Estuary on the Suffolk coast of England

Alde–Ore Estuary is a 2,534 hectare biological and geological Site of Special Scientific Interest which stretches along the Suffolk coast between Aldeburgh and Bawdsey, and also includes parts of the Alde, Ore and Butley Rivers. It is in the Suffolk Coast and Heaths Area of Outstanding Natural Beauty, and is a Grade I Nature Conservation Review site, a Special Area of Conservation, a Ramsar internationally important wetland site, and a Special Protection Area under the European Union Directive on the Conservation of Wild Birds. It includes two Geological Conservation Review sites, "Orfordness and Shingle Street" and "The Cliff, Gedgrave", and two nature reserves managed by the Suffolk Wildlife Trust, Alde Mudflats and Simpson's Saltings.
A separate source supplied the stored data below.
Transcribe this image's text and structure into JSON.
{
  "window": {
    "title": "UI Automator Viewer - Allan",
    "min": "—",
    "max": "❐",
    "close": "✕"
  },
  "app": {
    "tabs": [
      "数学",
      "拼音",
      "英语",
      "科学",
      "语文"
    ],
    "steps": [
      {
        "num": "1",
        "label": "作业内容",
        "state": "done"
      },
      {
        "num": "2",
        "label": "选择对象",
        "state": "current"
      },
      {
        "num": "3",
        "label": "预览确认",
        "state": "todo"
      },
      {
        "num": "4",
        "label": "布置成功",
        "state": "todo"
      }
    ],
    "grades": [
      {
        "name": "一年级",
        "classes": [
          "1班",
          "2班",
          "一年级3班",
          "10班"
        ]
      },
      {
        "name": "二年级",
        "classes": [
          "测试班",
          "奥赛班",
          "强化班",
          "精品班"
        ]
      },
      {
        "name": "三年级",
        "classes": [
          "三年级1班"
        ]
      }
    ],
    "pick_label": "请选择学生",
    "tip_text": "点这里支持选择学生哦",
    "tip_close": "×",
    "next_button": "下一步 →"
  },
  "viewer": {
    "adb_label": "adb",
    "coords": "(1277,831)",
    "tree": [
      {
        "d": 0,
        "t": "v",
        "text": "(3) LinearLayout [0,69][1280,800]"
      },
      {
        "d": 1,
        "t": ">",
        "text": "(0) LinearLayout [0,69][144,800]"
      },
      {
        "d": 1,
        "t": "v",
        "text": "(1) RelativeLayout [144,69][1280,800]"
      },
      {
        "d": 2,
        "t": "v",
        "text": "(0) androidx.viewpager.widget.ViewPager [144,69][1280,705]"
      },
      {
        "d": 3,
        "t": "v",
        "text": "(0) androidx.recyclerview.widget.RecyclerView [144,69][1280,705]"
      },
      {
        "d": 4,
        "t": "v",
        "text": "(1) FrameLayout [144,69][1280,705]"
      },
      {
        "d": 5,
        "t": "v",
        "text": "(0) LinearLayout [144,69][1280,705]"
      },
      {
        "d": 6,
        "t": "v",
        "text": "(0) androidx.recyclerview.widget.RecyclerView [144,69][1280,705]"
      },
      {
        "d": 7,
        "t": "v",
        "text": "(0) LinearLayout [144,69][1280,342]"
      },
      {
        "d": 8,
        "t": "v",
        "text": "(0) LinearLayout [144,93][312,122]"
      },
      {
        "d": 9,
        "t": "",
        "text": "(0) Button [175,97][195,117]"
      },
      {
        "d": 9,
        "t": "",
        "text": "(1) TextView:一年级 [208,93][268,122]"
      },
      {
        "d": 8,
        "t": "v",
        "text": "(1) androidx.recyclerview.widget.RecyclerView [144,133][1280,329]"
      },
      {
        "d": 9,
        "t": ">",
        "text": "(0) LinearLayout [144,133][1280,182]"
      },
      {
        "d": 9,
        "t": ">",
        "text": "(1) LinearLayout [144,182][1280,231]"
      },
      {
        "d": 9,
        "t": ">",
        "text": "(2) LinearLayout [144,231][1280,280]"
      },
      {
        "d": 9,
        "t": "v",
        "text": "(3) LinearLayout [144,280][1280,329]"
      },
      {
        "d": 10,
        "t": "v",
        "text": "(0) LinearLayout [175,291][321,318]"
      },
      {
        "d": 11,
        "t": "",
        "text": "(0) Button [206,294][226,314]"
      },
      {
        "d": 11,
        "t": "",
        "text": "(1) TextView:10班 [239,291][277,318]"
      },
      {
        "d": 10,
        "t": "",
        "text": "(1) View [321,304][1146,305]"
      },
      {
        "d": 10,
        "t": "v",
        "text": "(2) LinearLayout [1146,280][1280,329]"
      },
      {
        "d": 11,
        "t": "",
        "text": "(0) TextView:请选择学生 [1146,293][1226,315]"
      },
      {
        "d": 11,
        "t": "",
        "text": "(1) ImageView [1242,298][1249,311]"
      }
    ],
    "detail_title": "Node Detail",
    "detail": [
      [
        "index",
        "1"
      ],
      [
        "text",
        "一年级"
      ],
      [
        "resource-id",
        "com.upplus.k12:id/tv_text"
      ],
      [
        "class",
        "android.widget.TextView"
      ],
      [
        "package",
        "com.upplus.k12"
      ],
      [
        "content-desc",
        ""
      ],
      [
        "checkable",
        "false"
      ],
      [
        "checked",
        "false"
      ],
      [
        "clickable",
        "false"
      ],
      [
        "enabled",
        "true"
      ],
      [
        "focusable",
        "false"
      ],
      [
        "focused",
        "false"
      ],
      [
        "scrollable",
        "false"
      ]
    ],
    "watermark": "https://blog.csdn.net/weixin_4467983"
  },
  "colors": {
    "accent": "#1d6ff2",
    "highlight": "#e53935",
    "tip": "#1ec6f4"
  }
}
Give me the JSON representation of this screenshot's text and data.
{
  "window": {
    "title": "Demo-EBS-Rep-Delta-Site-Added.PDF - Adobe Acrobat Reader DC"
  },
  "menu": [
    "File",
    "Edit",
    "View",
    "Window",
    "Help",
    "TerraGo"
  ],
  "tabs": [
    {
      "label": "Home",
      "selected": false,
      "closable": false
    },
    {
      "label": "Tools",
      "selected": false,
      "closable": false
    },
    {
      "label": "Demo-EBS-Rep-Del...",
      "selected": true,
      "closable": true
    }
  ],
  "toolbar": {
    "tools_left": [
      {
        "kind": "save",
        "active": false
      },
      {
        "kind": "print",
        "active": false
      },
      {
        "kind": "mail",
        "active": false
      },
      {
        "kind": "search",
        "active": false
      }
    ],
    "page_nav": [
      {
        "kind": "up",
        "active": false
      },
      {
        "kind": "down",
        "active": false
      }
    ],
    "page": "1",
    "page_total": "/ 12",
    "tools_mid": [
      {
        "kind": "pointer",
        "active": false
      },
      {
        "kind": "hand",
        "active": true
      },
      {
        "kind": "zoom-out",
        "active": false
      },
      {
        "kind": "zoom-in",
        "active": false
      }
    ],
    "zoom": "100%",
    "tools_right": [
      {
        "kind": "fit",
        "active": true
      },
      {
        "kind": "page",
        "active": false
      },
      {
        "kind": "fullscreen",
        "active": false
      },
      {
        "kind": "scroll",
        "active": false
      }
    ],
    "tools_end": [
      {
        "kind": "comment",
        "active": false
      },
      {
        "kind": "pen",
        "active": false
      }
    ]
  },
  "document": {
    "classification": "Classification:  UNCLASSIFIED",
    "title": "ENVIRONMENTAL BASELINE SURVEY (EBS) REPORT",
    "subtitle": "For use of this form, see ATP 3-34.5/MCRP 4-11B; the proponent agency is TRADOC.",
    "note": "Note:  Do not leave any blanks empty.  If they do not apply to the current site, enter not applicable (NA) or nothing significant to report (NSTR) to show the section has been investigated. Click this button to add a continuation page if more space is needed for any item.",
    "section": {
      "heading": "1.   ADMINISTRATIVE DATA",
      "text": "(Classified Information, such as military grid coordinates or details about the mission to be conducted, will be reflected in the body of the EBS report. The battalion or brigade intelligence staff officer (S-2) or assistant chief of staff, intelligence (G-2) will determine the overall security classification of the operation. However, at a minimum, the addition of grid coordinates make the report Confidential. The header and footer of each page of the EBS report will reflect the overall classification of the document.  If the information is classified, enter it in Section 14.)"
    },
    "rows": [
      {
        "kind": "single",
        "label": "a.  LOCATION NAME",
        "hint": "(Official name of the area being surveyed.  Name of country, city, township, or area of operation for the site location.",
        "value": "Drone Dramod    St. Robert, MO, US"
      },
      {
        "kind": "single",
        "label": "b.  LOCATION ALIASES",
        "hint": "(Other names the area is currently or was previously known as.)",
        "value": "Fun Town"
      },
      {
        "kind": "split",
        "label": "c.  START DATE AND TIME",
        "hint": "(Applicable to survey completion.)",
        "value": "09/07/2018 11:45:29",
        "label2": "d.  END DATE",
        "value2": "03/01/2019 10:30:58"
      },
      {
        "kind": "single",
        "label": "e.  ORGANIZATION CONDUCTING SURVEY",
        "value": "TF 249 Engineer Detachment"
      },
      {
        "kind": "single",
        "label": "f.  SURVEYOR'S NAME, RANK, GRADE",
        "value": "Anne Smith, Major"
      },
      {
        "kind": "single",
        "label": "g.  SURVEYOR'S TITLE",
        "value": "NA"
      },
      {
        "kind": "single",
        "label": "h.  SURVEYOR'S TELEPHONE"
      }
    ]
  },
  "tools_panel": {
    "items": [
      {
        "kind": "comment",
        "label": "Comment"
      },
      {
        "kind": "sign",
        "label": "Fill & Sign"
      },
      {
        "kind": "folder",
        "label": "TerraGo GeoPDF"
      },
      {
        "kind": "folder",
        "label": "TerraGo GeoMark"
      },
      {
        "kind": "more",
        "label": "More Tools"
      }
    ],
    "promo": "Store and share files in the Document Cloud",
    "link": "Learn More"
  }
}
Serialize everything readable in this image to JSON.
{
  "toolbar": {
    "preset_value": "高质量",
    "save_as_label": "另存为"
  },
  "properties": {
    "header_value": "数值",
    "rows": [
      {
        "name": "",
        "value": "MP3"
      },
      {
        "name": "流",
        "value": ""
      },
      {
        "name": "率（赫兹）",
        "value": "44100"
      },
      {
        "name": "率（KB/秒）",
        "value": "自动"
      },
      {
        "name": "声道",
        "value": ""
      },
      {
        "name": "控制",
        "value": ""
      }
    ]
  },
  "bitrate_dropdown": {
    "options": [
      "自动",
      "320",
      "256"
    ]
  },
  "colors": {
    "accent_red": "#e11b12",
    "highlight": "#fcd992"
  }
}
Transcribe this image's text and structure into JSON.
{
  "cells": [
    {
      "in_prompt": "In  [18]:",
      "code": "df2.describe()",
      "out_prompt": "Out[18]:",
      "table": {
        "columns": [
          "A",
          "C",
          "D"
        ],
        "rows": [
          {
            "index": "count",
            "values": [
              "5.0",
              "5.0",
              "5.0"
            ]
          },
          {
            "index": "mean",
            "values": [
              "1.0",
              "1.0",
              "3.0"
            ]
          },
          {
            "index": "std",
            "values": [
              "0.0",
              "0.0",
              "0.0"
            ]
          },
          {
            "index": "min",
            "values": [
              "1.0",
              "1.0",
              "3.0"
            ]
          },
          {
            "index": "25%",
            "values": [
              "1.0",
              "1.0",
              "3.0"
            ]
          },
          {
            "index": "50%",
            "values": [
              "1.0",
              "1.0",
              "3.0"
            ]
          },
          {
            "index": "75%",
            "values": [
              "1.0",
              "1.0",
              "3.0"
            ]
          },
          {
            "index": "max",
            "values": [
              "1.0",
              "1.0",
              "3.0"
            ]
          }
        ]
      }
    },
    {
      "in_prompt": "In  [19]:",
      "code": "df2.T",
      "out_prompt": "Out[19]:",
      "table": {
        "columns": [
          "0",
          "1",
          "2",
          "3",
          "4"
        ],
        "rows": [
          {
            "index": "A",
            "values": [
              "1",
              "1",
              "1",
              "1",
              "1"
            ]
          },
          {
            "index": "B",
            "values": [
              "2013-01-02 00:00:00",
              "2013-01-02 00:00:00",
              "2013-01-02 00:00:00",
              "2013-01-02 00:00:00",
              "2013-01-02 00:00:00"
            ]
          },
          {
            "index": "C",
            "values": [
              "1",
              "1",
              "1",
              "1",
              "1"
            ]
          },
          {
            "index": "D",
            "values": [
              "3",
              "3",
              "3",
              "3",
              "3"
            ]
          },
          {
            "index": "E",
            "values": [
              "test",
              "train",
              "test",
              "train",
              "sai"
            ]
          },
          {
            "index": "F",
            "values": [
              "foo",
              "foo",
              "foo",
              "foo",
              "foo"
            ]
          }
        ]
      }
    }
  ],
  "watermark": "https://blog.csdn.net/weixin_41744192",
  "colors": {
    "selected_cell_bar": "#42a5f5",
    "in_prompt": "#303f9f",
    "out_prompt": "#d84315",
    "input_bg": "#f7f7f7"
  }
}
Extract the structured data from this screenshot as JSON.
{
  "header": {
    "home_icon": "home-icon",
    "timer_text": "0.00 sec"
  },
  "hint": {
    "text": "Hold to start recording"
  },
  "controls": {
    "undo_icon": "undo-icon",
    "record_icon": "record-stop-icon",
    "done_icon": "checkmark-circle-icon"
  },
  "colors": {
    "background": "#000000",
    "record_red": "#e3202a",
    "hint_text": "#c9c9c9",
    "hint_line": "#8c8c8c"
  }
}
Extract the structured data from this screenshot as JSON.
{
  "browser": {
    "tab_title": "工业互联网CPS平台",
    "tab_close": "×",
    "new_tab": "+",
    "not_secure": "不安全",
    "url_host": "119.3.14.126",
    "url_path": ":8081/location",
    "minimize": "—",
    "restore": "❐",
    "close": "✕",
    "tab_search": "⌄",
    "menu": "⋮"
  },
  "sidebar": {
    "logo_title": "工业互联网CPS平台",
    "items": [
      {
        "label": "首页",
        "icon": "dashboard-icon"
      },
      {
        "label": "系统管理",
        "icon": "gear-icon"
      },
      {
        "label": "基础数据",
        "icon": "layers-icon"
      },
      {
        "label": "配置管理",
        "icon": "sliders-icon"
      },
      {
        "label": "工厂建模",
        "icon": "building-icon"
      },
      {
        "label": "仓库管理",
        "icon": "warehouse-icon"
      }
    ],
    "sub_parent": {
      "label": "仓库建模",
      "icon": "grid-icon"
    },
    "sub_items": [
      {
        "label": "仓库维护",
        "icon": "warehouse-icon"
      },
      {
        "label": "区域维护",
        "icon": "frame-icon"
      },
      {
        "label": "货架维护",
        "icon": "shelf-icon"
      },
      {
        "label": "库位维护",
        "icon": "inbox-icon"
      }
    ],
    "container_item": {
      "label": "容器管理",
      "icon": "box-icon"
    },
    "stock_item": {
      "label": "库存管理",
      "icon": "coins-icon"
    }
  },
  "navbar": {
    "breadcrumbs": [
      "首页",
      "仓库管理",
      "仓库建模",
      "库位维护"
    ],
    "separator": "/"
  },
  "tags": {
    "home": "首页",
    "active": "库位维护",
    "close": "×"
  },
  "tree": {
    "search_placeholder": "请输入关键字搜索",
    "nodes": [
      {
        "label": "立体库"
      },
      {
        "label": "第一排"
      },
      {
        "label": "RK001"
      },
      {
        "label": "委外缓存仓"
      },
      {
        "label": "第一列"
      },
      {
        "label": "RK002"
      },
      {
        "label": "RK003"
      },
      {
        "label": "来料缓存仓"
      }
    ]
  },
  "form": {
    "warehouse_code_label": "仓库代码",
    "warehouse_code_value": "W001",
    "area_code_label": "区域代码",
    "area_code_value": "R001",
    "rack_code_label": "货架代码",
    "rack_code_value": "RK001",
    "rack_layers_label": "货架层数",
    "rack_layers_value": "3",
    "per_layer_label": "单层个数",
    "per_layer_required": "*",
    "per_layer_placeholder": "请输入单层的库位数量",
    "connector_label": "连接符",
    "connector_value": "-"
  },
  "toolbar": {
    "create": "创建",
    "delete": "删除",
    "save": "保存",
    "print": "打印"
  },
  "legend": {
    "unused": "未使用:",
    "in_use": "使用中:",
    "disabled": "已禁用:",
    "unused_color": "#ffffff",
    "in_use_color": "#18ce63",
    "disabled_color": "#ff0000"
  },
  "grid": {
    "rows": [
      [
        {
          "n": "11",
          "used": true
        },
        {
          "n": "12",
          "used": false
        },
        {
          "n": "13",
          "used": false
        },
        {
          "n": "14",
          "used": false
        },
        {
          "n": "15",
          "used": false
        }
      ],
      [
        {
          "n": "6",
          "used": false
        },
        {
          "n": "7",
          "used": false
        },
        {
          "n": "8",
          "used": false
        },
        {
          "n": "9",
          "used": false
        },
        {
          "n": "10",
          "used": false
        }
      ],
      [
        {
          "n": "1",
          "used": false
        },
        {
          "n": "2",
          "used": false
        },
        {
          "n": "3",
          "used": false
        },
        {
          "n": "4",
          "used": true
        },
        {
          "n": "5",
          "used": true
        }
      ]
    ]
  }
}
The coastal part of the site is Orfordness-Havergate, a National Nature Reserve, and Orford Ness is managed by the National Trust, while Havergate Island is managed by the Royal Society for the Protection of Birds.

Natural England describes the scientific interests of the site as "outstanding and diverse". Habitats include grassland, fresh water, ditches, reedbeds, saltmarsh, mudflats, brackish lagoons, and the second largest and best preserved area of vegetated shingle in Britain. The birdlife is nationally important, and there are several rare spiders. Gedgrave Cliff has fossiliferous strata dating to the early Pliocene Coralline Crag Formation.